Der letzte Befehl - Die Stille ist kein Schweigen
Buch 3
Das letzte Licht
Teil 9 – EXIL
Kapitel 201: Die Fluchtlinie
Örtlichkeit: Randzone menschlicher Kontrolle – auf dem Weg in das Vergessene Feld
Leitmotiv: Der Bruch mit dem Bekannten – kein Ziel, nur das Verlassen
Der Sprung war kein Befehl.
Er war ein Schnitt – nicht durch Raum,
sondern durch das, was vorher Bedeutung hatte.
Hinter ihnen: Karten, die sich selbst vergaßen.
Koordinaten, ausgebrannt wie Erinnerung nach Feuer.
Sie flogen nicht.
Sie fielen – aus der Geschichte.
Duran stand im Sichtfeld.
Dunkelheit ohne Horizont. Kein Feind. Kein Stern.
Nur ein Blick, der sich selbst verlor.
Etwas kratzte am Rand seines Bewusstseins –
nicht Klang, nicht Warnung, sondern
eine Wiederholung von Stille,
als wäre der Raum nicht leer,
sondern wach.
Er trug nichts mehr, was ihn definierte.
Nicht außen. Nicht innen.
Kalima:
Still.
Aufrecht.
Doch ihr Atem war unregelmäßig –
nicht hörbar, aber gespürt von Ashir,
der ihren Blick mied und ihn dennoch fühlte,
wie einen Strom unter der Haut.
Ihre Hände ruhten auf den Oberschenkeln,
als hätte sie dort etwas festgehalten,
was längst nicht mehr da war.
Ein Name, vielleicht.
Ein Befehl, den sie nicht aussprach.
Ashir:
Sein Atem zählte keine Zeit mehr.
Die Zellen antworteten nicht.
Nicht defekt – nur überfordert vom Sinnlosen.

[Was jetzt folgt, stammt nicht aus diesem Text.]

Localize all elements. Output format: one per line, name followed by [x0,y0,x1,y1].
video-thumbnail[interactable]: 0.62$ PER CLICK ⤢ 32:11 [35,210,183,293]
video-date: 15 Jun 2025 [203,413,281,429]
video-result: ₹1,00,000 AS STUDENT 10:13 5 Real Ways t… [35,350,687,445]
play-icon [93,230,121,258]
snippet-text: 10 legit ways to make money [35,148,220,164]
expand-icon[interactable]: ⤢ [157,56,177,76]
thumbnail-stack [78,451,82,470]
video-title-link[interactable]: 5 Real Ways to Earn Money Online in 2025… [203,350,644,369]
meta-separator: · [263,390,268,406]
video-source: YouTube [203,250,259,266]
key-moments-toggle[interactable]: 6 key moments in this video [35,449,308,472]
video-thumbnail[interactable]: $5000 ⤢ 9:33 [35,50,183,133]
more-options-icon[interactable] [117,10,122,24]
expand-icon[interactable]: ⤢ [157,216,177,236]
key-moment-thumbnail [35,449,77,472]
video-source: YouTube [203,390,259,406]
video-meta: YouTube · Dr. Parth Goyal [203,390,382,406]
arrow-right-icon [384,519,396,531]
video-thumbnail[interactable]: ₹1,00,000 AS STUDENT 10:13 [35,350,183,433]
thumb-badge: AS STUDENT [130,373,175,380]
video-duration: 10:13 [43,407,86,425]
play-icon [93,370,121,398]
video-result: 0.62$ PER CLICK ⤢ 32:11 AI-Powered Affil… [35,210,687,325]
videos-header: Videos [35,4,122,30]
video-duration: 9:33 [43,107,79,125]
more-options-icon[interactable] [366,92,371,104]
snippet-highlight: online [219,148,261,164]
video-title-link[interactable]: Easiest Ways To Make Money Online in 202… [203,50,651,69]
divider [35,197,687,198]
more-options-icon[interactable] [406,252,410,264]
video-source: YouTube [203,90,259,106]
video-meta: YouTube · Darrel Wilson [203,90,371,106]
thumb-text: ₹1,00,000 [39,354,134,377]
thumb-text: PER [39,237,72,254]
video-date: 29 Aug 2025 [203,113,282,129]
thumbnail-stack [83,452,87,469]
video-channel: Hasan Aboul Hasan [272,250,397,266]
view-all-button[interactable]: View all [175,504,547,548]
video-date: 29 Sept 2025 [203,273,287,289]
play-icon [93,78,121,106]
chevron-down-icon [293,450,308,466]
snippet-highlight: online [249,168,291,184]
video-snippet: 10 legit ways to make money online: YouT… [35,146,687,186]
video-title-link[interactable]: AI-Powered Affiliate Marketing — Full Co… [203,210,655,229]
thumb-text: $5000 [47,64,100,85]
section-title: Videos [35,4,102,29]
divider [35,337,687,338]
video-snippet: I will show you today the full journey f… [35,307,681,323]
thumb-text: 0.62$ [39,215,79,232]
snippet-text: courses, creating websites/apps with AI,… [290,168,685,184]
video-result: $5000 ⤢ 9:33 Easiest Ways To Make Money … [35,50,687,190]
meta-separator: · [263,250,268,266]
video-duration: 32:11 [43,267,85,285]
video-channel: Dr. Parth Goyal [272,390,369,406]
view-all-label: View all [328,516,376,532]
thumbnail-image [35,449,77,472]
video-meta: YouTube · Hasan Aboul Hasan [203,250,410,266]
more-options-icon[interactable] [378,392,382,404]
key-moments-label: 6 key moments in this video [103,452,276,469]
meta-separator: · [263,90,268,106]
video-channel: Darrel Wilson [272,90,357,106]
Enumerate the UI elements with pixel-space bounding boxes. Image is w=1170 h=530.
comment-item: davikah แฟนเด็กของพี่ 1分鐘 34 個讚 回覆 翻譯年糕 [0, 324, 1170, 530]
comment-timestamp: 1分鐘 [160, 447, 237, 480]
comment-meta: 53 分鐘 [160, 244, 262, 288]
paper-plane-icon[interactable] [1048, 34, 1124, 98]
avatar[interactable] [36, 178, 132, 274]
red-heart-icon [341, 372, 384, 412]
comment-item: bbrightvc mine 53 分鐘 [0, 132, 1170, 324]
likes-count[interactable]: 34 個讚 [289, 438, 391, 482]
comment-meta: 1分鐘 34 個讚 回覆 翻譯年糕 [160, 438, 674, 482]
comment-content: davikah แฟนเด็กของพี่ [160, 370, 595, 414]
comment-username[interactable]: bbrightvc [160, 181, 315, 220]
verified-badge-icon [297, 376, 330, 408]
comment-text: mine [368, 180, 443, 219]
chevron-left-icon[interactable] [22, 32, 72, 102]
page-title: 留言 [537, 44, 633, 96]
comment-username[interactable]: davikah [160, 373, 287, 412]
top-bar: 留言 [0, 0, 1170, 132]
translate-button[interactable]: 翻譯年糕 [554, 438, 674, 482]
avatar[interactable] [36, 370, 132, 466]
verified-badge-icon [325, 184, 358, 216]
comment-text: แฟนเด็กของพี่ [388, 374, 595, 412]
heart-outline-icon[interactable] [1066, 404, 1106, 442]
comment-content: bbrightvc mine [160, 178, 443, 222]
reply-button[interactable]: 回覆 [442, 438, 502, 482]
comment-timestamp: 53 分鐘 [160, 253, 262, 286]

Aber als Kalima kurz zuckte,
wusste er, dass sie etwas gespürt hatte.
Er sagte nichts.
Aber sein Körper wartete.
Die Xhorr-Kinder
sprachen nicht.
Doch ihre Stille war die erste Stimme
in diesem neuen Raum.
Eines hob die Hand.
Nicht tastend – erinnernd.
Die Fingerspitzen berührten das Deck,
und aus der Konsole darunter
flackerte für den Bruchteil eines Moments
ein Licht, das niemand aktiviert hatte.
Ein Ton folgte –
so tief, dass er eher fühlbar war
als hörbar.
Duran blinzelte.
Das Schiff reagierte.
Ein Puls durchzog den Rumpf –
nicht technisch.
Organisch.
Wie ein Herzschlag unter Metall.
"Sie hören uns", murmelte Kalima –
mehr zu sich selbst als zu den anderen.
Ashir legte die Hand auf die Wand.
Sie vibrierte nicht.
Aber sie erinnerte sich.
"Nullsektor", sagte Duran,
als hätte er das Wort nicht gedacht, sondern
wiedergefunden.
Aber es blieb hohl.
Wie ein Befehl, der sich selbst missversteht.
Ein Name ohne Ort.
Der Raum war da –
aber kein Ort.
Er widerstand dem Messen.
Widersetzte sich dem Sein.
Ein Stern flackerte –
nicht weil er kam,
sondern weil er gedacht wurde.
Dann war er fort.
Sie trieben nicht im Raum.
Sie trieben im Verlust.
Des Gewohnten. Des Namens. Des Richtigen.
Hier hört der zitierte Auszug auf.